I had the privilege of touring a beautiful art gallery in Europe a few weeks ago.  I am not big into galleries or museums, or so I thought.  I could never reconcile my love for history with my avoidance of museums.  This gallery was different.  Brightly lit from windows on all walls with skylights perched in arched, high ceilings;  this building was magnificent.  The art was displayed in full view with patrons lingering an unobstructed, arms length away.  I was moved by so many pieces but I stood transfixed in front of this one. 

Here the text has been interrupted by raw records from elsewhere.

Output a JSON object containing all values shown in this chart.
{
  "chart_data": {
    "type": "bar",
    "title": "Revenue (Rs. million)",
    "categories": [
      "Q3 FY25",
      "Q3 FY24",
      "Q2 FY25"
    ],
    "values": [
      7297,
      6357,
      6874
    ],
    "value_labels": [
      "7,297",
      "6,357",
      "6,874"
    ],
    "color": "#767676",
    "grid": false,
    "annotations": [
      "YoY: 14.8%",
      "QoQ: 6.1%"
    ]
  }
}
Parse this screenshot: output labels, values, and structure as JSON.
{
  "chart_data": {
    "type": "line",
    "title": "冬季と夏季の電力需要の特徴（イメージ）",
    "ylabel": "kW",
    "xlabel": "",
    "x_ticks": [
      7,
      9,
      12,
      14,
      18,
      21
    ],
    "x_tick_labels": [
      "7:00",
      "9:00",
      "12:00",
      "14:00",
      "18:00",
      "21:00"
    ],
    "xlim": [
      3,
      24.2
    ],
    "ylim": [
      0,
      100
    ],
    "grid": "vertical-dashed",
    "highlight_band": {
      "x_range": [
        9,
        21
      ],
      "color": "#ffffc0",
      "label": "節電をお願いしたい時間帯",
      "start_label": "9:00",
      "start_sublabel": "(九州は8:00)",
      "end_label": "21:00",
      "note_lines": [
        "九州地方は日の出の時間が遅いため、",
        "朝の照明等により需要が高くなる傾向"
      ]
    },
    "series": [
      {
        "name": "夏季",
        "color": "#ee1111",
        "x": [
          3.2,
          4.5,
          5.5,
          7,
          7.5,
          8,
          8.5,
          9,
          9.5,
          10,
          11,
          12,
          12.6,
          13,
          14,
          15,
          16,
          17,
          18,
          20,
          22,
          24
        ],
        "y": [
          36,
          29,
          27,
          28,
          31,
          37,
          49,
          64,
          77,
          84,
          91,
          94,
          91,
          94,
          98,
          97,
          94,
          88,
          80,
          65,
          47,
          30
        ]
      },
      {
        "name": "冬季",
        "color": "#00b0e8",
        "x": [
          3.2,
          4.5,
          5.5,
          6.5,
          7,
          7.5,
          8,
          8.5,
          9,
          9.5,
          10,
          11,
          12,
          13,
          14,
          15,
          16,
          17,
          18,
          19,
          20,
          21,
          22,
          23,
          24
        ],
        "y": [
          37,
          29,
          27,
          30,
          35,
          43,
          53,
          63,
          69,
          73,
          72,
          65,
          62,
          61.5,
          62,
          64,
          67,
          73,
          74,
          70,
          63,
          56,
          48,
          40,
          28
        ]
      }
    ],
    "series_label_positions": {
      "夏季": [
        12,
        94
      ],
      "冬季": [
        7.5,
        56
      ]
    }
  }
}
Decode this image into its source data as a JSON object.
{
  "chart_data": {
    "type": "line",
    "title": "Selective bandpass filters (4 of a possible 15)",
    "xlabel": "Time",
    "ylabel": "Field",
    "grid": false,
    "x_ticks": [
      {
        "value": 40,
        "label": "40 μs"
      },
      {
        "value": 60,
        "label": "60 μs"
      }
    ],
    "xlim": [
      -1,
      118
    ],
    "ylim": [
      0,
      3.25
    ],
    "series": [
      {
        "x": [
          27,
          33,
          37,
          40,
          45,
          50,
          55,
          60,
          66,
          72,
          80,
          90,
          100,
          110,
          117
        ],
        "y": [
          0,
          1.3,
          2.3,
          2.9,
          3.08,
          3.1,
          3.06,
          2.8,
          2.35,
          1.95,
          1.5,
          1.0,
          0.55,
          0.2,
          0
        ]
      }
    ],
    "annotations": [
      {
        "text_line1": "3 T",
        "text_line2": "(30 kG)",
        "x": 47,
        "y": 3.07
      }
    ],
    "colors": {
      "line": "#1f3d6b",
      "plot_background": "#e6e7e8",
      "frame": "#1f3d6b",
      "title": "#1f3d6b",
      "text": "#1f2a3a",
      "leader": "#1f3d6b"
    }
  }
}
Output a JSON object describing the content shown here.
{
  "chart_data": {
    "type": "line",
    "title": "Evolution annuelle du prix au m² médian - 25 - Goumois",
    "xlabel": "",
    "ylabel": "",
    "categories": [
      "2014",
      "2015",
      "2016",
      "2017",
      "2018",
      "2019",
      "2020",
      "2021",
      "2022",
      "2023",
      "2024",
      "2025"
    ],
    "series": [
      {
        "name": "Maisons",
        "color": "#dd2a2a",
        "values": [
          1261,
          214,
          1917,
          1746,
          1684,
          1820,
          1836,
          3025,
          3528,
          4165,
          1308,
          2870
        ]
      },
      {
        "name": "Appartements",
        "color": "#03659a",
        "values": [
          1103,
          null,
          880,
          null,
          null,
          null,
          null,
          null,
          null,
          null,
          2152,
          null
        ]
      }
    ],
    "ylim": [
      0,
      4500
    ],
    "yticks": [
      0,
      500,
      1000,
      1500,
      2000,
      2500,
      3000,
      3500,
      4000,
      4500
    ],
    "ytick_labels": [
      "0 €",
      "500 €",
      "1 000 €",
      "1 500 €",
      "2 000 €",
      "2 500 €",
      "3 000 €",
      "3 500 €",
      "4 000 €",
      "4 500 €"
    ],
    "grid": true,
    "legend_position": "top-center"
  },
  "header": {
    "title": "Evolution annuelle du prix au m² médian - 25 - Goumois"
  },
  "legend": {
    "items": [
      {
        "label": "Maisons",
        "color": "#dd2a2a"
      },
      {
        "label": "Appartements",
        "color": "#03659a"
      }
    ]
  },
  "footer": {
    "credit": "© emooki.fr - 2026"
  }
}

This is Aime Morot's rendering of the Le Bon Samaritain.   The Good Samaritan;  a timeless, biblical story that we all know.  A man was walking down the road from Jerusalem to Jericho.  It's a dangerous road.  He is mugged by robbers, stripped naked and left for dead in a ditch.  First a religious leader and then a man from a 'priestly' family saw the man but intentionally past on the other side.  Then a man from the country of Samaria walked by.  What he did was no small feat.  First he tended to his wounds putting oil on the places where he was hurt and then he heaved him up onto his donkey and walked him to an inn.   The injured man was fully grown.  He would have been dead weight.  I would imagine that the Samaritan would have used all of his strength to load him on his donkey.  It would have taken a tremendous heave and once he was up there, the commitment made, the Samaritan would have had to keep him up there, hoisting the body over his shoulder, perching it over the donkey.  

This doesn't look easy to me.  This was in the middle east.  It was hot, most likely mid-day, the sun beating down.  The Samaritan didn't call 911 and wait for the ambulance to arrive.  He made a conscious decision to sacrifice his time, his strength, his money and his comfort to tend to a perfect stranger, a stranger who was considered an enemy.  

Look at this image.  It is amazing.  The Samaritan had no idea who this man was.  No one would have faulted him for choosing the apathetic option of his predecessors. 

 "It's hot, I am sweaty.  I have my own business to tend to.  There is not enough time.  I am not strong enough or capable enough to do anything anyway.  He is beyond help.  Someone more qualified should do this.  I am inexperienced.  It is not safe.  I can't afford the distraction."

 It is infinitely more comfortable and much easier to do nothing.  But the Samaritan sacrifices all of it:  his wellbeing, his comfort, his time, his energy and then his money.  He not only saved the man's life but he made sure  the man was safe and then he guarded over him.  The whole night.  A deposit at the inn would have been quite enough but do you see what the Samaritan did?  He took full responsibility.  Before he left, he made sure that this vulnerable stranger would be well cared for.  He left his guarantee for complete coverage of all future costs incurred during his recovery.  He took full responsibility.

I love the determination on his face.  It's as if he was totally meant to do this, like he's done it before and given the chance he'd do it again without a second thought.  It's as if he was made for this, designed for this, purposed for this.

Here's the catch:  we are all designed for this.

We are hard wired for good, compassion and courage.  We are fully equipped to do what needs to be done for the good of our neighbours and our fellow man.   We were never created to be so self absorbed, so distracted by the unimportant, so focused on our own comfort and well being.   

Here's the truth:  the suffering in this world is monumental and unimaginable but not insurmountable, never insurmountable.


Can you imagine what our world would be like if we all lived up to this same standard?  What if each one of us used our shoulders to carry the victims and the vulnerable of the world?  Those who are suffering under the weight of grief and loss.  What if we used our collective strength to lift our fellow man out of the ditch and onto the road to recovery and health?